Dear Grandparenting: I think of my grandkids as my babies, still cuddly and adorable in my mind’s eye. Some days I have a hard time accepting the fact my babies have grown. All I need to do is close my eyes and there I am watching my babies play on the beach way back when.
My granddaughter Alexa still likes the beach. I just finished watching a little video clip my daughter sent from their vacation. Alexa is wearing a bikini, or almost wearing it. The whole thing consists of about one square yard of material.
There is next to nothing covering her behind. The front consists of a small triangle. It’s a good thing she doesn’t have any boobs to speak of yet. All she has up top are these two little pieces of fabric.
My granddaughter turns 12 this fall. She’s just a kid. How do they get away with marketing and selling this kind of indecent stuff to children? My beach baby has the mind of an adolescent and the look of a 21-year-old. Your thoughts? Robyn Isles, The Villages, Florida
Dear Robyn: Blame it on France, the 1946 birthplace of the basic bikini. And if it was good enough for Brigitte Bardot, American women decided it was good enough for them.
They got little argument from men. Bikinis took East and West Coast beaches by storm in the 1960s. And ever since, the bikini’s skimpy proportions have been sliced and diced to expose even more skin. There’s the string bikini, microkini, the topless monokini, sling bikini, stick-on-bikini and trikini.
Are they marketed to youngsters? You bet. Did you think global giants of commerce would neglect the lucrative youth segment? Grandchildren are exposed to sexually suggestive images and content daily, and it’s not about to stop.

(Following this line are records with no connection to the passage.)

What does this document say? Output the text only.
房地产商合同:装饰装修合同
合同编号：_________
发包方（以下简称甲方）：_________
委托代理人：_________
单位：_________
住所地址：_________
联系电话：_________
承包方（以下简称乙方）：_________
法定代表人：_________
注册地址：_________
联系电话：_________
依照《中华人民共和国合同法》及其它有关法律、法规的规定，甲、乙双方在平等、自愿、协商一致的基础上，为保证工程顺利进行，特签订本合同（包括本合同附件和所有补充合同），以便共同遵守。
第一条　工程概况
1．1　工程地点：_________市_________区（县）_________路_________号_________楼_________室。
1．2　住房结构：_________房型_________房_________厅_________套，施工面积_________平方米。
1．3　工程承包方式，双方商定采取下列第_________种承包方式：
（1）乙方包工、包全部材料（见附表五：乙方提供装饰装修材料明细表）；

If grandparents and other family members do not proactively emphasize that one’s self worth is not based on appearance, then who will? Forbidding a child to wear racy attire is a start, not a solution. The problem area is the space between their ears, not their torso. It’s an inside game, so develop that conversation.
Grand remark of the week
Lucky Lady from Waynesboro, Pennsylvania is ready with the answer when people inquire about her grandchildren:
“All my grandchildren are brilliant and beautiful and take after their grandmother.”